In other words, if you're using NM cable and plastic boxes, the ground wire is already isolated. In a metallic (i.e., metal conduit) system, the ground wire should be insulated and grounded only at the origination panel.
As for shared neutrals, the circuits must be on opposire phases. The two breakers need only be tied (i.e., a 2-pole breaker) if they're feeding a single equipment, or if they're feeding devices on a single mounting strap.
If two separate breakers feed two separate circuits sharing a neutral, when terminating the neutral at, say, a receptacle, the neutral must be spliced and pigtailed, not joined via the two silver screws on the receptacle.
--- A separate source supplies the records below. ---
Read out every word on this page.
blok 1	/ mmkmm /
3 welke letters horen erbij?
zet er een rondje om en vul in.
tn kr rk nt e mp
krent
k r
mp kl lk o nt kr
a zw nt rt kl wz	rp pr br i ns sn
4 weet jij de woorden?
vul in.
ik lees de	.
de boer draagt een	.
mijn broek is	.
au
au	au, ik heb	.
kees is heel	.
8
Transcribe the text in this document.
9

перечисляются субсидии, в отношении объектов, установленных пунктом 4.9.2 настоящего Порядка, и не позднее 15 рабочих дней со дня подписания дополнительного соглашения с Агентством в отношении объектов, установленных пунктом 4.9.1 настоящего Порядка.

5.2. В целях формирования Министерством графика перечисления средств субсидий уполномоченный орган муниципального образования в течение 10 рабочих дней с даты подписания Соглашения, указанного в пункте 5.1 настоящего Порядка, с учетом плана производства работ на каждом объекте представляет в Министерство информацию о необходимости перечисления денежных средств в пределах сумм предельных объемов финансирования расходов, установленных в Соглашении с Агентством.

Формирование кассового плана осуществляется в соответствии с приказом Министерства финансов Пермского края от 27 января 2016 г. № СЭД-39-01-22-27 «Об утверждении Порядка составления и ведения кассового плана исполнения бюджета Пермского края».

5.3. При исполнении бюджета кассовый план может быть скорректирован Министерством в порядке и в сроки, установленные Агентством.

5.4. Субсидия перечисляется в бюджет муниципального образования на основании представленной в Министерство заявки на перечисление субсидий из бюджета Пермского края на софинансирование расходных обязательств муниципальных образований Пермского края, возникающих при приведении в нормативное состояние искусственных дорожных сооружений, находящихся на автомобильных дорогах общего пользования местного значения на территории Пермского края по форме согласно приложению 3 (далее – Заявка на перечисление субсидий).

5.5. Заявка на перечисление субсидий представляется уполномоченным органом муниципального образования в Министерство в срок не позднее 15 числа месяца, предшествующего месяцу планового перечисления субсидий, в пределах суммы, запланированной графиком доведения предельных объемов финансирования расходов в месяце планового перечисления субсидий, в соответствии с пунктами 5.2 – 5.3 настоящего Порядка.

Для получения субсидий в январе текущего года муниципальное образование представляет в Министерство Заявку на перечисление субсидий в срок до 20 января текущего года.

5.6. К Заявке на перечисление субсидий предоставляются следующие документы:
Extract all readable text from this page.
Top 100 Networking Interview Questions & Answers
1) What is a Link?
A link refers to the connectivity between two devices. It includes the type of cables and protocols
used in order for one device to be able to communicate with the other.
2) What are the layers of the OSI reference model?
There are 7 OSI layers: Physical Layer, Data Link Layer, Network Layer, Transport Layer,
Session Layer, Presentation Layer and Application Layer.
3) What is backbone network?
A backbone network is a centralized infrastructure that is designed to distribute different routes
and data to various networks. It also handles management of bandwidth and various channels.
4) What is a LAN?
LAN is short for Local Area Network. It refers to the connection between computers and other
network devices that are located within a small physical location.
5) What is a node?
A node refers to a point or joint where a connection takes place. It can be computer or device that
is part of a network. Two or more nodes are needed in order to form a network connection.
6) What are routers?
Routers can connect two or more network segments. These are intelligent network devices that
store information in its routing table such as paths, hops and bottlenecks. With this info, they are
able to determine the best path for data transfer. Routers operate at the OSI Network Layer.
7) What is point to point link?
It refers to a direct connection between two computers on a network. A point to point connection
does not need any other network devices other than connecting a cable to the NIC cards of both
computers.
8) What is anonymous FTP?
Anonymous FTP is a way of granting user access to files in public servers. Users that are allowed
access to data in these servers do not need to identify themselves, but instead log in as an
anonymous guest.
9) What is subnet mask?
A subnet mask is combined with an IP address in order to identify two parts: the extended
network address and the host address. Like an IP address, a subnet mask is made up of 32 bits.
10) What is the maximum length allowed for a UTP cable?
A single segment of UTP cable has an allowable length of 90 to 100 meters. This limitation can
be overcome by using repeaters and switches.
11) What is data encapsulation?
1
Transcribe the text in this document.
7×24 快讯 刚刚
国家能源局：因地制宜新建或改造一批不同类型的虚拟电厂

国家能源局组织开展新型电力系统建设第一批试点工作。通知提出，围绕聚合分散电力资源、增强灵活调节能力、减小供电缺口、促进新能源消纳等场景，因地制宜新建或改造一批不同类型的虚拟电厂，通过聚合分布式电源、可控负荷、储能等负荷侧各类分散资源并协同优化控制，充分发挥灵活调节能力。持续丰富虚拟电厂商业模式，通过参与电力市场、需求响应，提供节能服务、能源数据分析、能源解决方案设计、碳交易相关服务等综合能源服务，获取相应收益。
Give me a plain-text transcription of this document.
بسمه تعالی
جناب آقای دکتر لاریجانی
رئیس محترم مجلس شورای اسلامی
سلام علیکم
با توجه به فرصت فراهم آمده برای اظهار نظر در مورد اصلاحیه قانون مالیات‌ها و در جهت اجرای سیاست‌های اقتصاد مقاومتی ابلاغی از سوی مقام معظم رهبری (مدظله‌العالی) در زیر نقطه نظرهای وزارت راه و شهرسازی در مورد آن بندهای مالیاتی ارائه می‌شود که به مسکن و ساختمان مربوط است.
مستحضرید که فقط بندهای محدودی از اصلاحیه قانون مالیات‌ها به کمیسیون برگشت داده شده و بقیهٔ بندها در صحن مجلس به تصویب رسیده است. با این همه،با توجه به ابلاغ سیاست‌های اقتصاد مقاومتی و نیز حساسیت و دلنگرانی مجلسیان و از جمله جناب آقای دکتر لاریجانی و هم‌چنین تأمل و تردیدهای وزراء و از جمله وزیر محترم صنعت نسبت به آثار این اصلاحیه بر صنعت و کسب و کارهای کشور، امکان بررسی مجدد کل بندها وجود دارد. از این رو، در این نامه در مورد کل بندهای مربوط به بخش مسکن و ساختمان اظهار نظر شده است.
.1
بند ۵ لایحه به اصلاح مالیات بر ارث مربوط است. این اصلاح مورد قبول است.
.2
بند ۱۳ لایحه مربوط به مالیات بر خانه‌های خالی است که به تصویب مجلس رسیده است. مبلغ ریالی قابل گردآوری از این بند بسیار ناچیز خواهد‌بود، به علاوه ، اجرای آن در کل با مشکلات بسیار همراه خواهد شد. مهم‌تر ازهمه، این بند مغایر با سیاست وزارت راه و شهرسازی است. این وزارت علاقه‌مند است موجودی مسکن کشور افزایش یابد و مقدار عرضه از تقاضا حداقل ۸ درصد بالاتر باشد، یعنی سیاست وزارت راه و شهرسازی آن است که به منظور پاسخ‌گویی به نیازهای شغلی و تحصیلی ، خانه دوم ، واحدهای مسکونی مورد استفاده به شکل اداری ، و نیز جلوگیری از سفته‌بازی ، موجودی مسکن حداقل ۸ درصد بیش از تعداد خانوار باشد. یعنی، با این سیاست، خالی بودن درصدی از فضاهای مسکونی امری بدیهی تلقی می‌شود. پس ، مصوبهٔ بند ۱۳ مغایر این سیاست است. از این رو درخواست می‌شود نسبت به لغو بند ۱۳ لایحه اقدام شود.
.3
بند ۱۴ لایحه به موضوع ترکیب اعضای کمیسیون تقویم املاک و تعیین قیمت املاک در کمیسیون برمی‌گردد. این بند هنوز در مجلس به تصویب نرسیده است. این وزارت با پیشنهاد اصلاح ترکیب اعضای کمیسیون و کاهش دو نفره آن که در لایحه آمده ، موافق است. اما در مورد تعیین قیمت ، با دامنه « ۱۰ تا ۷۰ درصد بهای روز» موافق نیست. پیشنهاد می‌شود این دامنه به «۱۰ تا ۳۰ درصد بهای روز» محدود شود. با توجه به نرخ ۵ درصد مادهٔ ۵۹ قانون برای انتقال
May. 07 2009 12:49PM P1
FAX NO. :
This is because, since the two breakers are not joined, if someone turns off one circuit to replace a receptacle, the other circuit is still energizing the opened neutral through its loads, which is obviously dangerous.
Once leaving the panel (or a junction box with a 3-conductor cable feeding in and two separate 2-conductor cables leaving), two separate circuits must remain separate; in other words, never rejoin the two neutrals downstream.
If two separate 2-conductor cables are feeding several devices in one box, the neutrals should NOT be tied together. Treat them like two separate circuits. And never use one circuit's hot and another circuit's neutral.